Pas de certification ISO

Site web

http://laboratoire-prism.fr/index.php/pl...

Presentation de la plate-forme

La plateforme Clic-Imaging offre des prestations dans le domaine de l'imagerie moléculaire par Spectrométrie de Masse et la protéomique tissulaire (spatially resolved proteomics) pour les applications en biologie et en clinique.
Cette offre de service est accessible aux laboratoires académiques, cliniques et industriels.
La plateforme prend en charge les analyses de la préparation d'échantillon au traitement des données.
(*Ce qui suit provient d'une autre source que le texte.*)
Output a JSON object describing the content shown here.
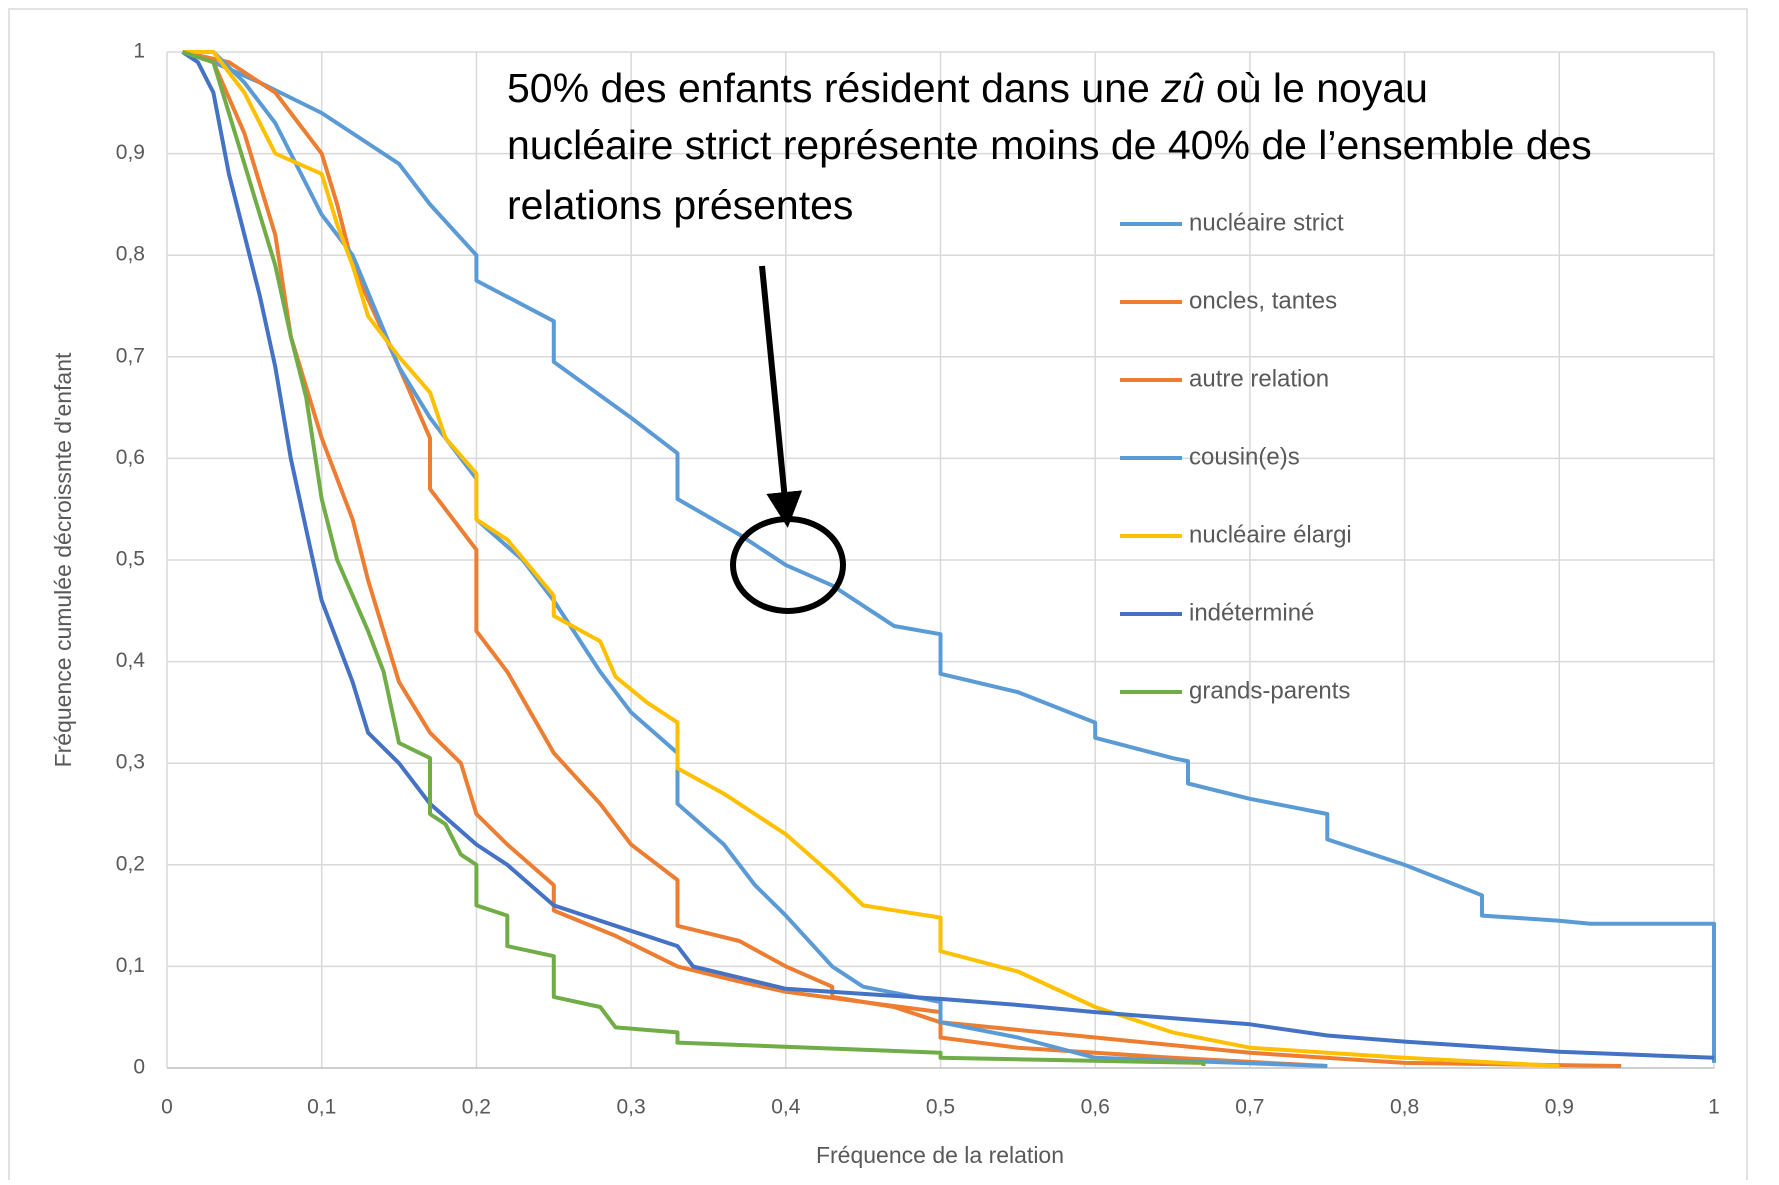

Dans le cadre de l'imagerie par spectrométrie de masse, la plateforme assure la préparation de la congélation initiale de l'échantillon au dépôt de la matrice.
-Imagerie par spectrométrie de masse sur tissus de biomolécules endogènes (métabolites, lipides, peptides, protéines) sur coupes de tissus congelés et/ou fixés (FFPE) à partir de matériel végétal, animal ou humain (biopsies, banques hospitalières de tissus) ainsi que cultures en sphéroïdes 3D avec source MALDI et DESI.
-Imagerie par spectrométrie de masse de composés exogènes (médicaments, xénobiotiques) avec source MALDI et DESI
-Imagerie par spectrométrie de masse tridimensionnelle (3D MS Imaging)
-Histologie moléculaire utilisant les données d'imagerie MS.
-Identification des composés (lipides et protéines) observés dans des régions d’intérêts définies à partir des données d'imagerie, en utilisant des techniques de microextractions de surface couplées aux analyses de protéomique ou de lipidomique à grande échelle.
-Interprétation des données d'imagerie MS (Histologie moléculaire, analyses statistiques).
La plateforme peut également prendre en charge des analyses en protéomique haut débit.
-Préparation et analyse de vésicules extracellulaires (e.g. exosomes).
-Protéomique Shot-Gun et Top-Down
-Protéogénomique (Ghost proteome)

Moyens et equipements

Spectrométrie de Masse (6)
-MALDI-TOF/TOF Ultraflex II (2006, Bruker Daltonics),
-MALDI/ESI LTQ-Orbitrap XL (2011, Thermo Scientific),
-ESI Q-orbitrap Q-Exactive (2014, Thermo Scientific),
-ESI- Q-TOF with Ion mobility and ETD SYNAPT G2S (2014, Waters)
-MALDI-ReTOF Imagerie Haut Débit RapiFlex (2017, Bruker)
-ESI/DESI/REIMS-QTOF Xevo (2018, Waters)

Chromatographies (4)
-Nano-LC EASY-nLC II (2013, Thermo Scientific),
-Nano-UHPLC EASY-nLC 1000 (2014, Thermo Scientific),
-Nano-UPLC ACQUITY (2015, Waters),
-HPLC Serie 200 (2003, Perkin Elmer)

Electrophorèse (1)
-CZE ProteoLab PA 800 (2011, Beckmann Coulter)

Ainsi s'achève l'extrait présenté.